Best Of Best Poster Oral Clinical Oncology Society of Australia Annual Scientific Meeting 2017

Overall survival (OS) in METEOR, a randomised phase 3 trial of cabozantinib versus everolimus in patients with advanced renal cell carcinoma (RCC) (#137)

Paul Mainwaring 1 , Thomas Powles 2 , Bernard J Escudier 3 , Nizar M Tannir 4 , Brian I Rini 5 , Hans J Hammers 6 , Frede Donskov 7 , Bruce J Roth 8 , Katriina Peltola 9 , Jae-Lyun Lee 10 , Daniel Yick Chin Heng 11 , Manuela Schmidinger 12 , Dana T Aftab 13 , Colin Hessel 13 , Christian Scheffold 13 , Gisela Schwab 13 , Sumanta K Pal 14 , Thomas E Hutson 15 , Robert J Motzer 16 , Toni K Choueiri 17
  1. ICON Cancer Care, Mater Medical Centre, South Brisbane, Australia
  2. Barts Cancer Institute, Queen Mary University of London, London, United Kingdom
  3. Institut Gustave-Roussy, Villejuif, France
  4. The University of Texas MD Anderson Cancer Center, Houston , TX
  5. Cleveland Clinic Taussig Cancer Institute, Cleveland, OH
  6. The Sidney Kimmel Comprehensive Cancer Center at Johns Hopkins, Baltimore, MD
  7. Aarhus University Hospital, Aarhus, Denmark
  8. Washington University School of Medicine, St. Louis, MO
  9. Comprehensive Cancer Center, Helsinki University Hospital, Helsinki, Finland
  10. Department of Oncology, Asan Medical Center, University of Ulsan College of Medicine, Seoul, South Korea
  11. Tom Baker Cancer Center, University of Calgary, Calgary, AB, Canada
  12. Medical University of Vienna, Vienna, Austria
  13. Exelixis, Inc., South San Francisco, CA
  14. City of Hope, Duarte, CA
  15. Texas Oncology, Dallas, TX
  16. Memorial Sloan Kettering Cancer Center, New York, NY
  17. Dana-Farber/Brigham and Women's Cancer Center, Boston, MA


In the METEOR trial (NCT01865747), cabozantinib showed a statistically significant improvement in progression-free survival (PFS) compared with everolimus in patients with previously treated RCC (median 7.4 vs 3.8 months; HR=0.58, 95% CI 0.45–0.75; P<0.001) and improved the objective response rate. Here we present the final OS results from a second interim analysis.

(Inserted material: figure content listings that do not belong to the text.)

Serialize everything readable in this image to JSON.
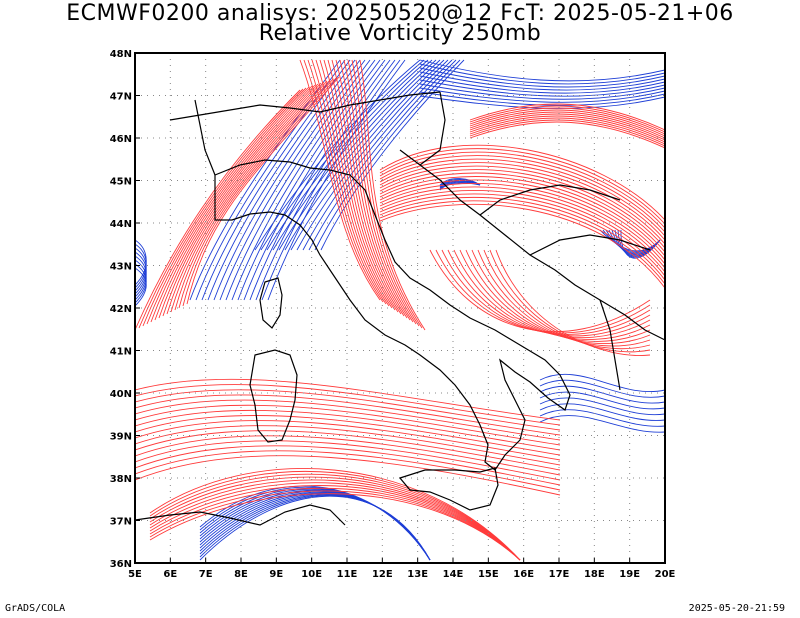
{
  "header": {
    "title": "ECMWF0200 analisys: 20250520@12 FcT: 2025-05-21+06",
    "subtitle": "Relative Vorticity 250mb"
  },
  "map": {
    "lon_range": [
      5,
      20
    ],
    "lat_range": [
      36,
      48
    ],
    "lon_labels": [
      "5E",
      "6E",
      "7E",
      "8E",
      "9E",
      "10E",
      "11E",
      "12E",
      "13E",
      "14E",
      "15E",
      "16E",
      "17E",
      "18E",
      "19E",
      "20E"
    ],
    "lat_labels": [
      "36N",
      "37N",
      "38N",
      "39N",
      "40N",
      "41N",
      "42N",
      "43N",
      "44N",
      "45N",
      "46N",
      "47N",
      "48N"
    ],
    "positive_color": "#ff3b3b",
    "negative_color": "#1f3fd6",
    "border_color": "#000000",
    "grid": "dotted"
  },
  "footer": {
    "credit": "GrADS/COLA",
    "timestamp": "2025-05-20-21:59"
  }
}
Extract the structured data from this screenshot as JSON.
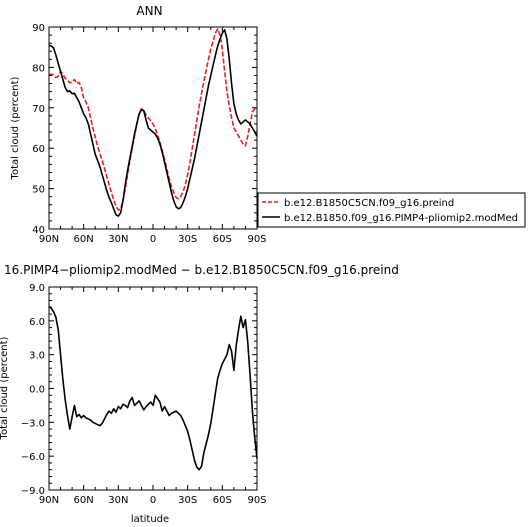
{
  "chart_data": [
    {
      "type": "line",
      "title": "ANN",
      "xlabel": "",
      "ylabel": "Total cloud (percent)",
      "xlim": [
        90,
        -90
      ],
      "ylim": [
        40,
        90
      ],
      "x_ticks": [
        90,
        60,
        30,
        0,
        -30,
        -60,
        -90
      ],
      "x_tick_labels": [
        "90N",
        "60N",
        "30N",
        "0",
        "30S",
        "60S",
        "90S"
      ],
      "y_ticks": [
        40,
        50,
        60,
        70,
        80,
        90
      ],
      "y_tick_labels": [
        "40",
        "50",
        "60",
        "70",
        "80",
        "90"
      ],
      "legend_position": "outside-right",
      "series": [
        {
          "name": "b.e12.B1850C5CN.f09_g16.preind",
          "color": "#e8201e",
          "dash": "dashed",
          "x": [
            90,
            87,
            84,
            82,
            80,
            78,
            76,
            74,
            72,
            70,
            68,
            66,
            64,
            62,
            60,
            58,
            56,
            54,
            52,
            50,
            48,
            46,
            44,
            42,
            40,
            38,
            36,
            34,
            32,
            30,
            28,
            26,
            24,
            22,
            20,
            18,
            16,
            14,
            12,
            10,
            8,
            6,
            4,
            2,
            0,
            -2,
            -4,
            -6,
            -8,
            -10,
            -12,
            -14,
            -16,
            -18,
            -20,
            -22,
            -24,
            -26,
            -28,
            -30,
            -32,
            -34,
            -36,
            -38,
            -40,
            -42,
            -44,
            -46,
            -48,
            -50,
            -52,
            -54,
            -56,
            -58,
            -60,
            -62,
            -64,
            -66,
            -68,
            -70,
            -72,
            -74,
            -76,
            -78,
            -80,
            -82,
            -84,
            -86,
            -88,
            -90
          ],
          "y": [
            78.2,
            78.3,
            77.5,
            77.8,
            79.0,
            78.3,
            77.3,
            76.8,
            76.2,
            76.3,
            77.0,
            76.0,
            76.3,
            75.0,
            72.4,
            71.5,
            70.0,
            67.5,
            65.0,
            62.8,
            60.5,
            58.8,
            57.0,
            55.0,
            53.0,
            51.0,
            49.0,
            47.2,
            45.7,
            44.7,
            45.0,
            47.0,
            50.0,
            53.5,
            57.0,
            60.0,
            63.0,
            66.0,
            68.5,
            69.8,
            69.3,
            68.2,
            67.5,
            66.8,
            66.0,
            64.8,
            63.2,
            61.5,
            59.5,
            57.2,
            54.8,
            52.5,
            50.5,
            49.0,
            47.8,
            47.5,
            48.0,
            49.2,
            51.0,
            53.5,
            56.5,
            60.0,
            63.5,
            67.0,
            70.5,
            73.5,
            76.5,
            79.3,
            82.0,
            84.5,
            86.5,
            88.5,
            89.5,
            88.0,
            84.5,
            79.0,
            74.0,
            70.5,
            67.5,
            65.0,
            64.0,
            63.0,
            62.0,
            61.0,
            60.6,
            63.0,
            66.0,
            69.0,
            69.7,
            70.0
          ]
        },
        {
          "name": "b.e12.B1850.f09_g16.PIMP4-pliomip2.modMed",
          "color": "#000000",
          "dash": "solid",
          "x": [
            90,
            88,
            86,
            84,
            82,
            80,
            78,
            76,
            74,
            72,
            70,
            68,
            66,
            64,
            62,
            60,
            58,
            56,
            54,
            52,
            50,
            48,
            46,
            44,
            42,
            40,
            38,
            36,
            34,
            32,
            30,
            28,
            26,
            24,
            22,
            20,
            18,
            16,
            14,
            12,
            10,
            8,
            6,
            4,
            2,
            0,
            -2,
            -4,
            -6,
            -8,
            -10,
            -12,
            -14,
            -16,
            -18,
            -20,
            -22,
            -24,
            -26,
            -28,
            -30,
            -32,
            -34,
            -36,
            -38,
            -40,
            -42,
            -44,
            -46,
            -48,
            -50,
            -52,
            -54,
            -56,
            -58,
            -60,
            -62,
            -64,
            -66,
            -68,
            -70,
            -72,
            -74,
            -76,
            -78,
            -80,
            -82,
            -84,
            -86,
            -88,
            -90
          ],
          "y": [
            85.5,
            85.3,
            84.8,
            83.0,
            81.0,
            79.0,
            77.0,
            75.0,
            74.0,
            74.2,
            73.5,
            73.6,
            72.5,
            71.5,
            70.0,
            68.5,
            67.5,
            66.0,
            63.5,
            61.0,
            58.5,
            57.0,
            55.5,
            53.5,
            51.5,
            49.5,
            47.8,
            46.5,
            45.0,
            43.5,
            43.2,
            44.0,
            47.0,
            51.0,
            54.5,
            57.5,
            60.5,
            63.5,
            66.0,
            68.5,
            69.5,
            69.3,
            67.0,
            65.0,
            64.5,
            64.0,
            63.5,
            62.5,
            61.0,
            59.0,
            56.5,
            54.0,
            51.5,
            49.0,
            47.0,
            45.5,
            45.0,
            45.3,
            46.5,
            48.0,
            50.0,
            52.5,
            55.0,
            57.5,
            60.5,
            63.5,
            66.5,
            69.5,
            72.5,
            75.5,
            78.0,
            80.5,
            83.0,
            85.3,
            87.0,
            88.5,
            89.3,
            87.0,
            82.0,
            76.0,
            71.0,
            68.5,
            67.0,
            66.0,
            66.5,
            67.0,
            66.5,
            66.0,
            65.0,
            64.0,
            63.0
          ]
        }
      ]
    },
    {
      "type": "line",
      "title": "16.PIMP4−pliomip2.modMed  −  b.e12.B1850C5CN.f09_g16.preind",
      "xlabel": "latitude",
      "ylabel": "Total cloud (percent)",
      "xlim": [
        90,
        -90
      ],
      "ylim": [
        -9,
        9
      ],
      "x_ticks": [
        90,
        60,
        30,
        0,
        -30,
        -60,
        -90
      ],
      "x_tick_labels": [
        "90N",
        "60N",
        "30N",
        "0",
        "30S",
        "60S",
        "90S"
      ],
      "y_ticks": [
        -9,
        -6,
        -3,
        0,
        3,
        6,
        9
      ],
      "y_tick_labels": [
        "−9.0",
        "−6.0",
        "−3.0",
        "0.0",
        "3.0",
        "6.0",
        "9.0"
      ],
      "series": [
        {
          "name": "",
          "color": "#000000",
          "dash": "solid",
          "x": [
            90,
            88,
            86,
            84,
            82,
            80,
            78,
            76,
            74,
            72,
            70,
            68,
            66,
            64,
            62,
            60,
            58,
            56,
            54,
            52,
            50,
            48,
            46,
            44,
            42,
            40,
            38,
            36,
            34,
            32,
            30,
            28,
            26,
            24,
            22,
            20,
            18,
            16,
            14,
            12,
            10,
            8,
            6,
            4,
            2,
            0,
            -2,
            -4,
            -6,
            -8,
            -10,
            -12,
            -14,
            -16,
            -18,
            -20,
            -22,
            -24,
            -26,
            -28,
            -30,
            -32,
            -34,
            -36,
            -38,
            -40,
            -42,
            -44,
            -46,
            -48,
            -50,
            -52,
            -54,
            -56,
            -58,
            -60,
            -62,
            -64,
            -66,
            -68,
            -70,
            -72,
            -74,
            -76,
            -78,
            -80,
            -82,
            -84,
            -86,
            -88,
            -90
          ],
          "y": [
            7.3,
            7.1,
            6.8,
            6.3,
            5.2,
            3.0,
            0.8,
            -1.0,
            -2.4,
            -3.6,
            -2.5,
            -1.5,
            -2.5,
            -2.3,
            -2.6,
            -2.4,
            -2.6,
            -2.7,
            -2.8,
            -3.0,
            -3.1,
            -3.2,
            -3.3,
            -3.1,
            -2.7,
            -2.3,
            -2.0,
            -2.2,
            -1.8,
            -2.1,
            -1.6,
            -1.8,
            -1.4,
            -1.5,
            -1.7,
            -1.1,
            -0.8,
            -1.5,
            -1.3,
            -1.1,
            -1.5,
            -1.9,
            -1.6,
            -1.4,
            -1.2,
            -1.5,
            -0.6,
            -0.9,
            -1.2,
            -2.0,
            -1.6,
            -2.0,
            -2.4,
            -2.2,
            -2.1,
            -2.0,
            -2.2,
            -2.4,
            -2.8,
            -3.3,
            -3.8,
            -4.6,
            -5.5,
            -6.4,
            -7.0,
            -7.2,
            -6.9,
            -5.7,
            -4.9,
            -4.1,
            -3.1,
            -1.8,
            -0.4,
            0.9,
            1.6,
            2.2,
            2.6,
            3.0,
            3.9,
            3.3,
            1.6,
            3.8,
            5.2,
            6.4,
            5.4,
            6.1,
            4.1,
            1.2,
            -2.0,
            -4.3,
            -6.2
          ]
        }
      ]
    }
  ]
}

Patients with measurable clear cell RCC, KPS ≥70, and ≥1 prior VEGFR TKI were randomised 1:1 to cabozantinib (60 mg qd) or everolimus (10 mg qd) stratified by MSKCC risk group and number of prior VEGFR TKIs (1 or ≥2). The study was designed to detect a HR for OS of 0.75 (80% power, 2-sided α=0.04).

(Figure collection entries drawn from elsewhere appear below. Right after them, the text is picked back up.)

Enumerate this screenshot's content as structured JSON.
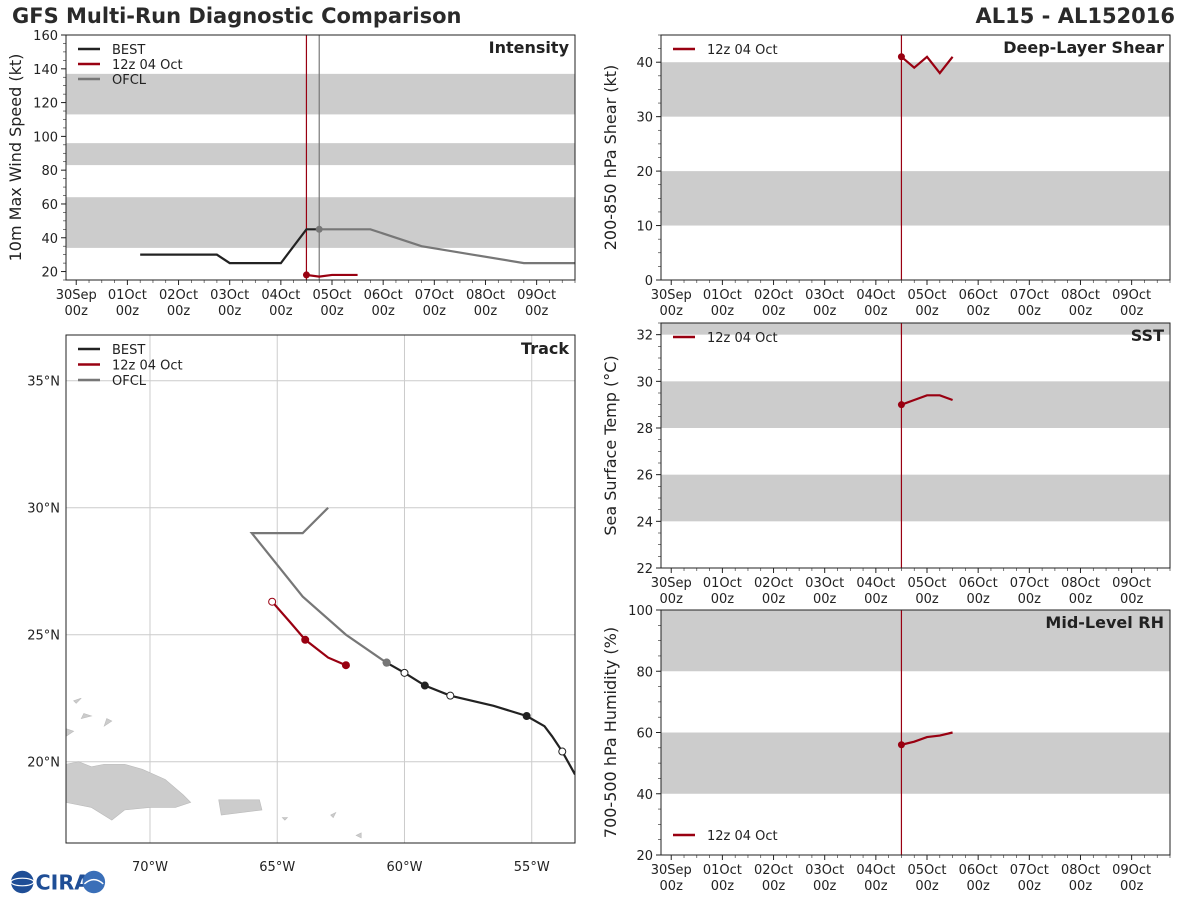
{
  "header": {
    "title_left": "GFS Multi-Run Diagnostic Comparison",
    "title_right": "AL15 - AL152016"
  },
  "logo": {
    "text": "CIRA"
  },
  "colors": {
    "best": "#222222",
    "run": "#990011",
    "ofcl": "#777777",
    "band": "#cccccc",
    "grid": "#cccccc"
  },
  "time_axis": {
    "ticks": [
      [
        "30Sep",
        "00z"
      ],
      [
        "01Oct",
        "00z"
      ],
      [
        "02Oct",
        "00z"
      ],
      [
        "03Oct",
        "00z"
      ],
      [
        "04Oct",
        "00z"
      ],
      [
        "05Oct",
        "00z"
      ],
      [
        "06Oct",
        "00z"
      ],
      [
        "07Oct",
        "00z"
      ],
      [
        "08Oct",
        "00z"
      ],
      [
        "09Oct",
        "00z"
      ]
    ]
  },
  "chart_data": [
    {
      "id": "intensity",
      "type": "line",
      "title": "Intensity",
      "ylabel": "10m Max Wind Speed (kt)",
      "ylim": [
        15,
        160
      ],
      "yticks": [
        20,
        40,
        60,
        80,
        100,
        120,
        140,
        160
      ],
      "xlim": [
        -0.2,
        9.75
      ],
      "bands": [
        [
          34,
          64
        ],
        [
          83,
          96
        ],
        [
          113,
          137
        ]
      ],
      "vlines": [
        {
          "x": 4.5,
          "color": "run"
        },
        {
          "x": 4.75,
          "color": "ofcl"
        }
      ],
      "legend": [
        {
          "label": "BEST",
          "color": "best"
        },
        {
          "label": "12z 04 Oct",
          "color": "run"
        },
        {
          "label": "OFCL",
          "color": "ofcl"
        }
      ],
      "series": [
        {
          "name": "BEST",
          "color": "best",
          "x": [
            1.25,
            2.75,
            3.0,
            4.0,
            4.5,
            4.75
          ],
          "y": [
            30,
            30,
            25,
            25,
            45,
            45
          ]
        },
        {
          "name": "12z 04 Oct",
          "color": "run",
          "x": [
            4.5,
            4.75,
            5.0,
            5.5
          ],
          "y": [
            18,
            17,
            18,
            18
          ],
          "marker_first": true
        },
        {
          "name": "OFCL",
          "color": "ofcl",
          "x": [
            4.75,
            5.75,
            6.75,
            7.75,
            8.75,
            9.75
          ],
          "y": [
            45,
            45,
            35,
            30,
            25,
            25
          ],
          "marker_first": true
        }
      ]
    },
    {
      "id": "shear",
      "type": "line",
      "title": "Deep-Layer Shear",
      "ylabel": "200-850 hPa Shear (kt)",
      "ylim": [
        0,
        45
      ],
      "yticks": [
        0,
        10,
        20,
        30,
        40
      ],
      "xlim": [
        -0.2,
        9.75
      ],
      "bands": [
        [
          10,
          20
        ],
        [
          30,
          40
        ]
      ],
      "vlines": [
        {
          "x": 4.5,
          "color": "run"
        }
      ],
      "legend": [
        {
          "label": "12z 04 Oct",
          "color": "run"
        }
      ],
      "series": [
        {
          "name": "12z 04 Oct",
          "color": "run",
          "x": [
            4.5,
            4.75,
            5.0,
            5.25,
            5.5
          ],
          "y": [
            41,
            39,
            41,
            38,
            41
          ],
          "marker_first": true
        }
      ]
    },
    {
      "id": "sst",
      "type": "line",
      "title": "SST",
      "ylabel": "Sea Surface Temp (°C)",
      "ylim": [
        22,
        32.5
      ],
      "yticks": [
        22,
        24,
        26,
        28,
        30,
        32
      ],
      "xlim": [
        -0.2,
        9.75
      ],
      "bands": [
        [
          24,
          26
        ],
        [
          28,
          30
        ],
        [
          32,
          33
        ]
      ],
      "vlines": [
        {
          "x": 4.5,
          "color": "run"
        }
      ],
      "legend": [
        {
          "label": "12z 04 Oct",
          "color": "run"
        }
      ],
      "series": [
        {
          "name": "12z 04 Oct",
          "color": "run",
          "x": [
            4.5,
            4.75,
            5.0,
            5.25,
            5.5
          ],
          "y": [
            29.0,
            29.2,
            29.4,
            29.4,
            29.2
          ],
          "marker_first": true
        }
      ]
    },
    {
      "id": "rh",
      "type": "line",
      "title": "Mid-Level RH",
      "ylabel": "700-500 hPa Humidity (%)",
      "ylim": [
        20,
        100
      ],
      "yticks": [
        20,
        40,
        60,
        80,
        100
      ],
      "xlim": [
        -0.2,
        9.75
      ],
      "bands": [
        [
          40,
          60
        ],
        [
          80,
          100
        ]
      ],
      "vlines": [
        {
          "x": 4.5,
          "color": "run"
        }
      ],
      "legend": [
        {
          "label": "12z 04 Oct",
          "color": "run"
        }
      ],
      "series": [
        {
          "name": "12z 04 Oct",
          "color": "run",
          "x": [
            4.5,
            4.75,
            5.0,
            5.25,
            5.5
          ],
          "y": [
            56,
            57,
            58.5,
            59,
            60
          ],
          "marker_first": true
        }
      ]
    },
    {
      "id": "track",
      "type": "scatter",
      "title": "Track",
      "xlim": [
        -73.3,
        -53.3
      ],
      "ylim": [
        16.8,
        36.8
      ],
      "xticks": [
        [
          -70,
          "70°W"
        ],
        [
          -65,
          "65°W"
        ],
        [
          -60,
          "60°W"
        ],
        [
          -55,
          "55°W"
        ]
      ],
      "yticks": [
        [
          20,
          "20°N"
        ],
        [
          25,
          "25°N"
        ],
        [
          30,
          "30°N"
        ],
        [
          35,
          "35°N"
        ]
      ],
      "legend": [
        {
          "label": "BEST",
          "color": "best"
        },
        {
          "label": "12z 04 Oct",
          "color": "run"
        },
        {
          "label": "OFCL",
          "color": "ofcl"
        }
      ],
      "series": [
        {
          "name": "BEST",
          "color": "best",
          "lon": [
            -53.3,
            -53.8,
            -54.2,
            -54.5,
            -55.2,
            -56.5,
            -58.2,
            -59.2,
            -60.0,
            -60.7
          ],
          "lat": [
            19.5,
            20.4,
            21.0,
            21.4,
            21.8,
            22.2,
            22.6,
            23.0,
            23.5,
            23.9
          ],
          "dots": [
            [
              -53.8,
              20.4,
              "open"
            ],
            [
              -55.2,
              21.8,
              "fill"
            ],
            [
              -58.2,
              22.6,
              "open"
            ],
            [
              -59.2,
              23.0,
              "fill"
            ],
            [
              -60.0,
              23.5,
              "open"
            ],
            [
              -60.7,
              23.9,
              "fill"
            ]
          ]
        },
        {
          "name": "OFCL",
          "color": "ofcl",
          "lon": [
            -60.7,
            -61.0,
            -62.3,
            -64.0,
            -66.0,
            -64.0,
            -63.0
          ],
          "lat": [
            23.9,
            24.1,
            25.0,
            26.5,
            29.0,
            29.0,
            30.0
          ],
          "dots": [
            [
              -60.7,
              23.9,
              "gray"
            ]
          ]
        },
        {
          "name": "12z 04 Oct",
          "color": "run",
          "lon": [
            -65.2,
            -64.5,
            -63.9,
            -63.0,
            -62.3
          ],
          "lat": [
            26.3,
            25.5,
            24.8,
            24.1,
            23.8
          ],
          "dots": [
            [
              -65.2,
              26.3,
              "open"
            ],
            [
              -63.9,
              24.8,
              "fill"
            ],
            [
              -62.3,
              23.8,
              "runfill"
            ]
          ]
        }
      ]
    }
  ]
}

From Aug 2013–Nov 2014, 658 pts were randomised. As of 31 Dec 2015, with a minimum follow-up of 13 months, 320 deaths were recorded (140 for cabozantinib and 180 for everolimus). 74 (22%) patients remained on therapy in the cabozantinib arm vs 25 (8%) patients in the everolimus arm. The secondary endpoint of improved OS for cabozantinib-treated patients was met. Median OS was 21.4 months for cabozantinib vs 16.5 months for everolimus, with a 33% reduction in the rate of death (HR 0.67, 95% CI 0.53 to 0.83, P=0.0003). Landmark estimates of survival at 18 months were 58% in the cabozantinib arm vs 47% of the everolimus arm. OS benefit with cabozantinib was observed across all prespecified subgroups including MSKCC risk group, number/type of prior VEGFR TKIs, prior anti-PD-1/PD-L1 treatment, location/extent of tumor metastases, and tumor MET expression level. Serious adverse events (SAEs) were consistent with the safety profile previously reported.


Cabozantinib is the only agent to demonstrate a significant benefit in OS, PFS, and ORR in a Phase 3 trial in this patient population. Cabozantinib is an important new treatment option for these patients.